Sunday, December 18, 2011

Sauerbraten: a game and an engine that rock

Quick post about a fantastic game and engine: Sauerbraten (you may find it here)
If you are tired by design pattern BS, static type introspection with SFINAE joke, over-design of everything just to print a string... Sauerbraten is for you.

This is one of the code bases that recently impress me the most. Just straightforward and fantastic code. Everything is packed in 70,000 lines of code. Very nice custom (and really fast) UDP network code (ENet), insanely small scripting engine, straight-to-point rendering code, very cool AI, superb UI (3d is even supported), simple but powerful shader system...

Look at the code really and you will see what brutal and brilliant coding style means.

Monday, December 5, 2011

Global variables and cvar in tasking systems...

Usually it is just better to avoid global variables but there is something I really want in my small video game engine is a-la-quake console variables (cvar). They are handy and you can tweak your system in a very easy way.

Problem if you have a fully distributed system changing a cvar from the console is just terrible. If you do some frame-overlapping (for example), you may completely screw your system (saying you decrease / increase the maximum number of particles on screen...). Well, cvars simply become nasty race conditions.

Initially, I wanted to do something complicated ie some copy-on-write stuff. You have a fully reference counted copy of your cvars and when you modify them you copy them into a new reference counted state. Then, instead of reading your variables from the global state, you fetch them from your copy. As long as the copy is valid (ie no modification is done), you can keep it. So it is not that expensive.

Problem is that it is just uber-complicated and your cvar are not global anymore and therefore not that handy. Too bad. The idea I finally decided to implement (not done yet) is to lock the tasking system when you change a global cvar. Basically, you stop all the other threads: you simply need to make them sleep after they run one given task and once everyone except the locking thread is sleeping, you modify the variable.

So it is something like:
TaskingSystemLock();
cvar = ...
TaskingSystemUnlock();

It is brutal and super expensive, but you don't care since this is really rare anyway. From the other thread perspectives (the ones that go to sleep), you absolutely know that nothing is going to happen while you run a task since the lock does not cross the task boundary.

So, for the usual path (ie you just read the cvar), you do not need any mutual exclusion since you know nothing is going to happen inside the task itself.

It is going to take some time to have a real life test case in point-frag but the on-going implementation in yaTS seems to be straightforward.

EDIT: Note also that several threads can request a lock simultaneously. This is not a problem and this is also properly serialized (like any other lock). Only thing is that all variables that may be modified globally have to be reloaded after the lock.

Friday, December 2, 2011

Quick and dirty compiler tests

With point-frag, I am trying to support as many compilers and as many platform (well, Windows, Linux and soon Mac...) as I can.

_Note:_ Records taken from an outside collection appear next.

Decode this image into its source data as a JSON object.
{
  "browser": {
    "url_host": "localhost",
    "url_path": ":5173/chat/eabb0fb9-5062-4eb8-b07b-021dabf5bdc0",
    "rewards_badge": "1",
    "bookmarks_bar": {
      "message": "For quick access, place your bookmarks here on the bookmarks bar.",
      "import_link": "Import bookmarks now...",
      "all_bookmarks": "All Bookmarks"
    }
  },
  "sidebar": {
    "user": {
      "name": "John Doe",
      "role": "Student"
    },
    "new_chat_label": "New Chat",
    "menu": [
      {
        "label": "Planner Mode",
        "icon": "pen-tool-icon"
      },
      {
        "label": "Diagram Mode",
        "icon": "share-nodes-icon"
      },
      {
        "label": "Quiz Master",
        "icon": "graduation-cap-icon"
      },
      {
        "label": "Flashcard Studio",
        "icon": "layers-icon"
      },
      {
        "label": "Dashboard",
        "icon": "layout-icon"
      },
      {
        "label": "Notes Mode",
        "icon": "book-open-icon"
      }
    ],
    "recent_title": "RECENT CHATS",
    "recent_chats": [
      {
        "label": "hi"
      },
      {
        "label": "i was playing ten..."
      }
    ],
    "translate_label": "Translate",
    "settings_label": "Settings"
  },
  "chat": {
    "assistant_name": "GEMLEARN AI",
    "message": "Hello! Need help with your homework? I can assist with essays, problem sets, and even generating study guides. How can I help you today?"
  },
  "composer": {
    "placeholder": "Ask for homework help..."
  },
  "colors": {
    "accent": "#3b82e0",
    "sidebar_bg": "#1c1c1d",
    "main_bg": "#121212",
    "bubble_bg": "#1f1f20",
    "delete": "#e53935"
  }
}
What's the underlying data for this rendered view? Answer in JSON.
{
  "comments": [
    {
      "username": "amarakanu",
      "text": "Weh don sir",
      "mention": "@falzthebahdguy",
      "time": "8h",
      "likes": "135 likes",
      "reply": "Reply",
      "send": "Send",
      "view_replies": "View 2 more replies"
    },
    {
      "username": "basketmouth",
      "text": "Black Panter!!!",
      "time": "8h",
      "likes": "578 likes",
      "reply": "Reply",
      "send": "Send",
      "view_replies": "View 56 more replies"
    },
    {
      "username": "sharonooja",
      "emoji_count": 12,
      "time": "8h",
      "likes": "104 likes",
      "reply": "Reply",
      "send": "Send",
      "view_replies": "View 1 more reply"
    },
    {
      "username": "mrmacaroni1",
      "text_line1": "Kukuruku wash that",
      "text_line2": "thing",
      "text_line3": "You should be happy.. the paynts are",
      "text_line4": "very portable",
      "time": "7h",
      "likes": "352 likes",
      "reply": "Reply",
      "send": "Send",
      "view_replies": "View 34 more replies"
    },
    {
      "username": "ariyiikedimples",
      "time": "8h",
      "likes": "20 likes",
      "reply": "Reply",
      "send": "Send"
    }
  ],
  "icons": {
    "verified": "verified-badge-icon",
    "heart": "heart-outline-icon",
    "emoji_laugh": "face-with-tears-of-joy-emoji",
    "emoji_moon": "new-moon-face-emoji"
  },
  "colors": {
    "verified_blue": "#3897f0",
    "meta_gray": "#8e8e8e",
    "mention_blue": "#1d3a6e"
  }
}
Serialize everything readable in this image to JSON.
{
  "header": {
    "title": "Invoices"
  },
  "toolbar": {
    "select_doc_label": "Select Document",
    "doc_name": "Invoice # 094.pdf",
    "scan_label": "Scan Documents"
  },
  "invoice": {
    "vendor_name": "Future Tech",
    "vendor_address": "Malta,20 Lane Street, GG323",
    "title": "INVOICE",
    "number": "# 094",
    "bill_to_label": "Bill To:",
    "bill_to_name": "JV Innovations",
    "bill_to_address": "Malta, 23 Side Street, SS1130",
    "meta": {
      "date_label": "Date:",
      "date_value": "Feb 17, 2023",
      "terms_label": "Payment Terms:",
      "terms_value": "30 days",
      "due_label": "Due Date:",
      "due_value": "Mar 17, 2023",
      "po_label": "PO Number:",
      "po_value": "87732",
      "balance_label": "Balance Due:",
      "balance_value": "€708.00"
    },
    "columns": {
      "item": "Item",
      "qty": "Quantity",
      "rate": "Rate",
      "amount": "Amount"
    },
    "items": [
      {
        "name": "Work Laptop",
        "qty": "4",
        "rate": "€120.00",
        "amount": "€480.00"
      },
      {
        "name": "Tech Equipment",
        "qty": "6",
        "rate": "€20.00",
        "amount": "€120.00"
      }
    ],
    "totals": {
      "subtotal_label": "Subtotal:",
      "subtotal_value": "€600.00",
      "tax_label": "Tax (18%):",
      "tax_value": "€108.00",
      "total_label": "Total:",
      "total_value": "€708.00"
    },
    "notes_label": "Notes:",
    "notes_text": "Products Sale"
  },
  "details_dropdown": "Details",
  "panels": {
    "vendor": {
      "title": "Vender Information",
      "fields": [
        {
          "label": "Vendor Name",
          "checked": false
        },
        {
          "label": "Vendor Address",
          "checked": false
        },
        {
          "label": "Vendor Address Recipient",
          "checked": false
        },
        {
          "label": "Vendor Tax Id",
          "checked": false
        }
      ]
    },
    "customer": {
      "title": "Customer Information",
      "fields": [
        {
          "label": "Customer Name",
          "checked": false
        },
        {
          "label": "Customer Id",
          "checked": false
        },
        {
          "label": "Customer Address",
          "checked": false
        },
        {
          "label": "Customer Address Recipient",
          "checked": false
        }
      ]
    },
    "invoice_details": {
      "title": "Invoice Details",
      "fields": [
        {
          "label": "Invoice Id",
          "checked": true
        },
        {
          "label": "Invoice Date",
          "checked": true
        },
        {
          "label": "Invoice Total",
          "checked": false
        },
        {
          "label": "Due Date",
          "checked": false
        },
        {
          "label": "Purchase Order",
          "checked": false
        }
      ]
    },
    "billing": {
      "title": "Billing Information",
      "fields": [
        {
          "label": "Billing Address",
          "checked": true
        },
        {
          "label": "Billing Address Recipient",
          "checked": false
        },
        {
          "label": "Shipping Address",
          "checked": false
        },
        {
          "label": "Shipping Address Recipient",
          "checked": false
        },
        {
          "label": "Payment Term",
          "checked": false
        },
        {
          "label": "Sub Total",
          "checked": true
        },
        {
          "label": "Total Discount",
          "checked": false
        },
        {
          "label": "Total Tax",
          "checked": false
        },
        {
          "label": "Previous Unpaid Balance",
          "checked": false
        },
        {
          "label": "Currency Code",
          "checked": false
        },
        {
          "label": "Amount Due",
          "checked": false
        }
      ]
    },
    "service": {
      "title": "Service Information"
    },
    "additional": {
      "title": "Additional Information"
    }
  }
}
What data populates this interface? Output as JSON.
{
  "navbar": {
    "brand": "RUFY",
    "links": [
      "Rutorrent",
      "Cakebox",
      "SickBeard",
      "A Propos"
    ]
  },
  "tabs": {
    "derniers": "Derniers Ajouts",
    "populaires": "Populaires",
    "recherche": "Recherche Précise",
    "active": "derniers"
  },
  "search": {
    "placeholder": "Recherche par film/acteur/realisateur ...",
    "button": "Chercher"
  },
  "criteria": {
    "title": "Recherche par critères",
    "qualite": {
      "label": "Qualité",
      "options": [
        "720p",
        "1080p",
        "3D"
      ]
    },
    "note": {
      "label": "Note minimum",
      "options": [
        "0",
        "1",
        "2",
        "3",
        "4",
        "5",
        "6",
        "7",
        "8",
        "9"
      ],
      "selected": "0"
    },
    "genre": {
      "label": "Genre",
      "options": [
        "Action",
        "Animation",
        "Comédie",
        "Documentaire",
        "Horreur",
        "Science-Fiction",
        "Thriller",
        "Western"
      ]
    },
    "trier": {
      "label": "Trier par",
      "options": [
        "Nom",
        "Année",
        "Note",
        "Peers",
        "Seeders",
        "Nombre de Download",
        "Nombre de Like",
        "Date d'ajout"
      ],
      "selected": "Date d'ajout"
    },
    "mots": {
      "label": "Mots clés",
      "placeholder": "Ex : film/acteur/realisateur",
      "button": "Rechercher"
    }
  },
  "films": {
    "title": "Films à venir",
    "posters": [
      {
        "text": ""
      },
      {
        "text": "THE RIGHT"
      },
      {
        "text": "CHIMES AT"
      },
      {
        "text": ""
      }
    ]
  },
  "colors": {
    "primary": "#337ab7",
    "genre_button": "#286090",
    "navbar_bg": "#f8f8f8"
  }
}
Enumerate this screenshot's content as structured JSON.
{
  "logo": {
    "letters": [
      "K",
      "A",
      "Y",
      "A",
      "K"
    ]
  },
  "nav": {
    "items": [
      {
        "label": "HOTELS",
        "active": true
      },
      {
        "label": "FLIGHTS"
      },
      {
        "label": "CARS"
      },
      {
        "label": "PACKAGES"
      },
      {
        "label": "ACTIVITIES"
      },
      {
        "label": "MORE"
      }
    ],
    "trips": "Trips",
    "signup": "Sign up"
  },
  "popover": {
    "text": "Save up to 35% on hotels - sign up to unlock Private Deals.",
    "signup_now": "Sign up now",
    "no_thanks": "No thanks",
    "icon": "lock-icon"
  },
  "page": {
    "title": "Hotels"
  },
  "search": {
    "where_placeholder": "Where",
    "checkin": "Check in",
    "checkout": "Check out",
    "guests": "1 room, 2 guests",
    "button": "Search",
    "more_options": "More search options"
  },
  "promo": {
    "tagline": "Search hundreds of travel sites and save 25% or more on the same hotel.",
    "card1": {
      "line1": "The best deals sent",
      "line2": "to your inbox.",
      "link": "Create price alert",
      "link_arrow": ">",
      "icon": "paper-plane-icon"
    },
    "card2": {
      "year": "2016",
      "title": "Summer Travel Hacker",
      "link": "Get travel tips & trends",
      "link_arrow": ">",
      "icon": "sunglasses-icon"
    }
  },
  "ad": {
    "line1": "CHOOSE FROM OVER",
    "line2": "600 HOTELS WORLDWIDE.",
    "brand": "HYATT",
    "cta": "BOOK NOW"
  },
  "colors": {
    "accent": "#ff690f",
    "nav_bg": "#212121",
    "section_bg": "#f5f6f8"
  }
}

I hope to be able to do a benchmark from it at some point. I anyway quickly compared GCC, ICC and Clang on Linux with my small ray tracing test.
Here the numbers for my nehalem i7 (4 cores / 8 threads, triple channel memory, basically the high end chip 3 years ago). Code is compiled for SSE2 and does not use anything more recent.

GCC (4.6.2)
ray packet: 90 million rays/s
single rays: 9,9 million rays.s

ICC (12.1.0)
ray packet: 95.6 million rays/s
single rays: 10.6 million rays.s

CLANG (3.1 compiled from svn)
ray packet: 94.2 million rays/s
single rays: 9.9 million rays.s

With no surprise, the Intel compiler is slightly faster on a Intel processor than the other compilers. More surprisingly, the speed difference is quite small. Two years ago, GCC / ICC difference was about 15% on the same machine. Latest clang also outputs some fast code.

Good job open source compiler guys!